Let us imagine a world in which this Blue Jays game-goer seized the ball, raised his hands in barely felt triumph, locked eyes with the kid while he lit a cig, and then climbed the steps of the 400 section to deposit the ball in a lidded trash can that defies retrieval. Let us further imagine this scene:
Getty ImagesJudge upon seeing the Toronto fan rob the young fan of that baseball summons the young fan to the dugout pre-game. He presents him with a baseball. Then Judge tells him that he's about to take the baseball back from him and have him arrested for trespassing. The moment after he utters this solemn promise -- and the purifying tears it inspires -- is the instant of this photograph.
Judge takes the baseball from him, lights a cig, and walks with unhurried purpose to the 400 section where he deposits the ball in a lidded trash can that defies retrieval.
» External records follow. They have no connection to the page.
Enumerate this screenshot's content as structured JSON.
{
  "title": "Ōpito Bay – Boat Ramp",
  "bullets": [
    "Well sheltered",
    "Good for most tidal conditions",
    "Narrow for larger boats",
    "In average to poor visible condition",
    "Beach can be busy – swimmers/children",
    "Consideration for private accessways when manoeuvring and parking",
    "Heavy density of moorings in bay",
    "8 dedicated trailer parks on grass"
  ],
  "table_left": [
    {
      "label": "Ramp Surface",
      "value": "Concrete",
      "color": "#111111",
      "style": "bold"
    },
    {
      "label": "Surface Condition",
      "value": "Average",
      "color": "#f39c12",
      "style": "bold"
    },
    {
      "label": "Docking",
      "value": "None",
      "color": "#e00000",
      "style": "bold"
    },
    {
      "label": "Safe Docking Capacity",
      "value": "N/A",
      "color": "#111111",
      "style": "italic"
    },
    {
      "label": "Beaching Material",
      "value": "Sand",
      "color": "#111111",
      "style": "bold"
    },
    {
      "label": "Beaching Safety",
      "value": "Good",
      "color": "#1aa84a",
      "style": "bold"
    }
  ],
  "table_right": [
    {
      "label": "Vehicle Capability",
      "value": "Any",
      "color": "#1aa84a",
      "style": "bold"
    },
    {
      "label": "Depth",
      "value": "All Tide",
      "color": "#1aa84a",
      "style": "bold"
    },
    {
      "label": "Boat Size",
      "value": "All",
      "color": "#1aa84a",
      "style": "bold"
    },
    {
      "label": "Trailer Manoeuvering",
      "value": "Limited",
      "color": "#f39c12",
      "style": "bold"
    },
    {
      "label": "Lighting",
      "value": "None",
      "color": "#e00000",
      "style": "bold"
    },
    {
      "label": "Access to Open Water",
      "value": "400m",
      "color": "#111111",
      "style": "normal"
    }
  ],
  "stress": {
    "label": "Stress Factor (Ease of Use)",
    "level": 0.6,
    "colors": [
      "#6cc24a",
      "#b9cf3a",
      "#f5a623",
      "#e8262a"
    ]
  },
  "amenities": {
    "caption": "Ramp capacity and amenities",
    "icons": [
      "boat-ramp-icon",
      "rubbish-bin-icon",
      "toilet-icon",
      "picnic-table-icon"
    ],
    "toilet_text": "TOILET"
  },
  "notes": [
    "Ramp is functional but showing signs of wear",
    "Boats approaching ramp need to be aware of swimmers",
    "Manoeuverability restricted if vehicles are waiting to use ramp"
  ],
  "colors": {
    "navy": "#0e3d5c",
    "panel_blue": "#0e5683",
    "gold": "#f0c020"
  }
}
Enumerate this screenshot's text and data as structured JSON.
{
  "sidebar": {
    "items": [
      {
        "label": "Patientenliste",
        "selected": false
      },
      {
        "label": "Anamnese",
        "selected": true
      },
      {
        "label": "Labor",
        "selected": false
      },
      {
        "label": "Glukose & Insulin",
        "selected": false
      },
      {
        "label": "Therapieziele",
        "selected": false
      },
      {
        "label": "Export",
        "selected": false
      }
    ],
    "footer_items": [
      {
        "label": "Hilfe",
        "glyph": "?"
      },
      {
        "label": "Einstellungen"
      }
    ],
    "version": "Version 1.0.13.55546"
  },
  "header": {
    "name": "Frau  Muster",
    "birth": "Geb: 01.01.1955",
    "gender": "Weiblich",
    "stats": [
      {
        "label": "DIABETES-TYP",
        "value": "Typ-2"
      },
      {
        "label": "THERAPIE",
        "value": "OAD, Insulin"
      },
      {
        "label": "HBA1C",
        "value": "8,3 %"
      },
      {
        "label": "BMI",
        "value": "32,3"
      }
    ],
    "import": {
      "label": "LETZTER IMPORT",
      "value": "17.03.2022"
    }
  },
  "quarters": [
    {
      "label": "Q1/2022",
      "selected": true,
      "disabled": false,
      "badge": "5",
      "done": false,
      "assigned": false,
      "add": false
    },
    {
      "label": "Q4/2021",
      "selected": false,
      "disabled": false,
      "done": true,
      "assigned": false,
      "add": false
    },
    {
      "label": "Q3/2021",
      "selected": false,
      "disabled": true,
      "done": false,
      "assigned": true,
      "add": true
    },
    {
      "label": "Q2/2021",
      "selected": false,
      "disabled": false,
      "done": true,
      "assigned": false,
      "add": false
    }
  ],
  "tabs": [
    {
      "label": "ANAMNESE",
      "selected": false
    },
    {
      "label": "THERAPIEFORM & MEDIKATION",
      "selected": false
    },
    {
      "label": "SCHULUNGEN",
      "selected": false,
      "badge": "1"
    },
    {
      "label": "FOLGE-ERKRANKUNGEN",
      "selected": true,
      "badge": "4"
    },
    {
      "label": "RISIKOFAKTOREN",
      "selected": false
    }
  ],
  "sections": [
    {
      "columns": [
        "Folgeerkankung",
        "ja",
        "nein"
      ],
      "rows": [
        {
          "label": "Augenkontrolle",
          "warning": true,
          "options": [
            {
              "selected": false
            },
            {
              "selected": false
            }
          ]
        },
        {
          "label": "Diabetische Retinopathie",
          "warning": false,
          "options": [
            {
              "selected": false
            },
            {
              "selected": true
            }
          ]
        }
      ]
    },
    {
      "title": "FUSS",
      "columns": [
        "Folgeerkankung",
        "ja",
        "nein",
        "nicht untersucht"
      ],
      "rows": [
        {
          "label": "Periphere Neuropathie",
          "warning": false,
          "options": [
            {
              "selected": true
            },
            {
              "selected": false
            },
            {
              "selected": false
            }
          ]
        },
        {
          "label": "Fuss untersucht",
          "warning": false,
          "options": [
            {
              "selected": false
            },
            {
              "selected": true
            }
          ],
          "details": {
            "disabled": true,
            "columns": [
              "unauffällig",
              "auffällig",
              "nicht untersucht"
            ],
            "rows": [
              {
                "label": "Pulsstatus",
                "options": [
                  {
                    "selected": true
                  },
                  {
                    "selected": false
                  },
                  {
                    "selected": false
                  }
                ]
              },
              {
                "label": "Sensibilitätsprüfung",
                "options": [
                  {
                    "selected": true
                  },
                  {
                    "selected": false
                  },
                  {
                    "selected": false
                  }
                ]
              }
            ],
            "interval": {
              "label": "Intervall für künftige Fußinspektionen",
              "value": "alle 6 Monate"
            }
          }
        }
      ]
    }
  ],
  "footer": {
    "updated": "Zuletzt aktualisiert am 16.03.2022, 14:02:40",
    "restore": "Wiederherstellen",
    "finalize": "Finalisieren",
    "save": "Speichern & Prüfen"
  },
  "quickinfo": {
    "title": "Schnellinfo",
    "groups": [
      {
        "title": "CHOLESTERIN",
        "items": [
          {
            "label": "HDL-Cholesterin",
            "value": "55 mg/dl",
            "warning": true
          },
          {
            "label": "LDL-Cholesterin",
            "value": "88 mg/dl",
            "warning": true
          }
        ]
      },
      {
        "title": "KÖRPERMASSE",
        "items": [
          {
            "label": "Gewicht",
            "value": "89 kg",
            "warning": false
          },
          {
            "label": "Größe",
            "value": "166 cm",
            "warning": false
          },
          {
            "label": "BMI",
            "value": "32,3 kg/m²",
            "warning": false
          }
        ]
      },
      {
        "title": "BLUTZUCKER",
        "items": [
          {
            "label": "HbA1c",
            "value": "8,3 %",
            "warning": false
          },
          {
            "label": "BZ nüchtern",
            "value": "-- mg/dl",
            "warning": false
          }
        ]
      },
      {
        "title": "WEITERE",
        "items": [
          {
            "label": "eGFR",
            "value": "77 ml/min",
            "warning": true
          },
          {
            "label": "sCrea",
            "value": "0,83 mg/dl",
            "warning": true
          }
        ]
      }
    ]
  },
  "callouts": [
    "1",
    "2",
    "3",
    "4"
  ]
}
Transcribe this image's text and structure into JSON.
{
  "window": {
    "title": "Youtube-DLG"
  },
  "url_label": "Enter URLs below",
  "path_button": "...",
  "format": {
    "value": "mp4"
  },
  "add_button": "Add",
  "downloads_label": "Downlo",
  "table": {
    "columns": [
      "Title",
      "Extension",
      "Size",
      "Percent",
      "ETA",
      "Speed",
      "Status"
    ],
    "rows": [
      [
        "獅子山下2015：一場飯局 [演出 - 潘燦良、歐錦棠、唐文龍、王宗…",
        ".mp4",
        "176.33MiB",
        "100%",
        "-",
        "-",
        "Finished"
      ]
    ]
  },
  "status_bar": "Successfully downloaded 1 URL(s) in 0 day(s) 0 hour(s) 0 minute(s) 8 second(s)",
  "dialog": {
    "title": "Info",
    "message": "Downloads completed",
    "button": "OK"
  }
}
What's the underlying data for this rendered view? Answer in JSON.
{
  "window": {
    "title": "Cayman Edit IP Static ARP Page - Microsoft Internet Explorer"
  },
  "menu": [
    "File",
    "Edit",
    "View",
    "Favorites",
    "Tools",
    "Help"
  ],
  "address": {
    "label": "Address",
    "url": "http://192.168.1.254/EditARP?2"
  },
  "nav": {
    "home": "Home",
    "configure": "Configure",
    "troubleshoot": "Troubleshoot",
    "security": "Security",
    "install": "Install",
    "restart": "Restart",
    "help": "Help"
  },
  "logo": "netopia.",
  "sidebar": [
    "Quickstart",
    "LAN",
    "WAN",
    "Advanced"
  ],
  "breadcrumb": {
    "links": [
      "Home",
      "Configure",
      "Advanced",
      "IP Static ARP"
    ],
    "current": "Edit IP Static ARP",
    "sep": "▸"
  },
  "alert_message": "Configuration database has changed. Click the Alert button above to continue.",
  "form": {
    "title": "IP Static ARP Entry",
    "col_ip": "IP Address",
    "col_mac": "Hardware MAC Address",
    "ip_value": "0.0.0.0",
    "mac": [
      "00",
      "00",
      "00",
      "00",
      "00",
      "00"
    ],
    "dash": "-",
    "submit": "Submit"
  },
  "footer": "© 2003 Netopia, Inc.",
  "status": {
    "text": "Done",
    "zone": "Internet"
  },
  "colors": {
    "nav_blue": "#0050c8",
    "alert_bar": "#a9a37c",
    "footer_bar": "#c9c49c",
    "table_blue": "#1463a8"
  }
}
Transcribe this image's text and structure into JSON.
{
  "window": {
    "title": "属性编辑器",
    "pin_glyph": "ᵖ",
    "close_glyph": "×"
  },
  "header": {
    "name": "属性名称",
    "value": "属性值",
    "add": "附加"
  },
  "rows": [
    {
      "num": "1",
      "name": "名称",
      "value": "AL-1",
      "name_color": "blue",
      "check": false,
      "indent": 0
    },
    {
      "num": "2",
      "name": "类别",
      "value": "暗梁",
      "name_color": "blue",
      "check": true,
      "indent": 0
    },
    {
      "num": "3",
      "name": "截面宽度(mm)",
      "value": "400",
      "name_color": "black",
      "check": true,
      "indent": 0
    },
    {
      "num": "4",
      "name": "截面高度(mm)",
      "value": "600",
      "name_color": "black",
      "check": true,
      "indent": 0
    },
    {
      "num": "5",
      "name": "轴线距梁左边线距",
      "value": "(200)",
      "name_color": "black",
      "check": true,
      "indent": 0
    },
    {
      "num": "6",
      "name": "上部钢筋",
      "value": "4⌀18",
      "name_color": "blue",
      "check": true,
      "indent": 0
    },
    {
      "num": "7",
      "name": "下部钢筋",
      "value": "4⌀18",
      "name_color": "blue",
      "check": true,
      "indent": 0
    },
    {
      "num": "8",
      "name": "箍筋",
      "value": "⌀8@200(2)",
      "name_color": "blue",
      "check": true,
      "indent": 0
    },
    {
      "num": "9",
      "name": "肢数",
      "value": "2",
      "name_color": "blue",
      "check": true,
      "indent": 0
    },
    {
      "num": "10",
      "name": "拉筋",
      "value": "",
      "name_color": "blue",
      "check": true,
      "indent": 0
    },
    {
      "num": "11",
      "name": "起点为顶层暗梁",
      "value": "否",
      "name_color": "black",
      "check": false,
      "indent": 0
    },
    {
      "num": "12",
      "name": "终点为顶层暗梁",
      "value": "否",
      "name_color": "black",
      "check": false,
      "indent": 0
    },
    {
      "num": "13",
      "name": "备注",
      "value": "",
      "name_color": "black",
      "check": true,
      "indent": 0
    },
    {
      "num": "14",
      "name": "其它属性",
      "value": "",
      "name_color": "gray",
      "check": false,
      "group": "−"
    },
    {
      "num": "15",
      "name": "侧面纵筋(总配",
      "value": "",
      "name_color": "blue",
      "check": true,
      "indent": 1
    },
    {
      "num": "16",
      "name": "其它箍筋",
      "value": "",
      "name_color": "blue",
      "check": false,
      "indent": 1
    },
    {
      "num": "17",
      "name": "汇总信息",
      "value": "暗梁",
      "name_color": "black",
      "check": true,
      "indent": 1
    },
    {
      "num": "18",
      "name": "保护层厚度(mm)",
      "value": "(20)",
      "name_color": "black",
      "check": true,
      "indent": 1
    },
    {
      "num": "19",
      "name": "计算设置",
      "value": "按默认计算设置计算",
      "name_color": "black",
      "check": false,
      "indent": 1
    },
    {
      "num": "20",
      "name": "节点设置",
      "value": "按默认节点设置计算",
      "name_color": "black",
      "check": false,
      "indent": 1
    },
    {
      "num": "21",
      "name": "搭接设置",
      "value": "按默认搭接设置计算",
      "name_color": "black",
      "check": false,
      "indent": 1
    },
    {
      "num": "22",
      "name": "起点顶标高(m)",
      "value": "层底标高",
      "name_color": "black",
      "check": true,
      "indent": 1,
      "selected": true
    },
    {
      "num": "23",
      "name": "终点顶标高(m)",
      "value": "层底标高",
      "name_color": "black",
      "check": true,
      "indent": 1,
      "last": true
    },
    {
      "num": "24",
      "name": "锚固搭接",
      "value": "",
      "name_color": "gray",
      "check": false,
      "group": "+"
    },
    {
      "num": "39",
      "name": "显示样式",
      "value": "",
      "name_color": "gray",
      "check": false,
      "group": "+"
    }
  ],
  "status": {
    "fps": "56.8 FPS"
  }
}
He then returns to the dugout. "What have you learned?" he asks the kid.
"To believe in nothing and keep your powder dry," the kid says.
"Yes," says Judge and then turns to those assembled behind him. "Now arrest him."
A violently aggrieved fan, Phillies
The Phillies of Philly recently endured a psychically punishing loss to the rival New York Mets -- one that saw them, against all available odds, blow a 7-1 lead in the ninth inning. Mere incompetence can of course not fully explain such a pratfall. Only a conspiring nexus of incompetence and cosmic disfavor can lead to a thing such as this. Happen it did, though, and one particular Phillies rooter was apparently moved to social awkwardness and violence toward inanimate objects as a consequence. Please regard with hands up and chin tucked:
The deepest hope in this space is that the above chronicle of sports-rage decisions is entirely accurate and utterly devoid of hyperbole. Why? Because it's a reminder that when this doesn't happen to you as a child ...
... Then you make decisions that cost you things -- things like a marriage and, more importantly, beautiful color television.
The anti-hero of our story will of course uby a new TV, at which point the Jays fan will show up and take it from him while smoking, at which point Aaron Judge will have him arrested. The Phillies fan, that is, not the Jays fan, who's merely doing his part to lift us up and doing so in full compliance with local ordinances.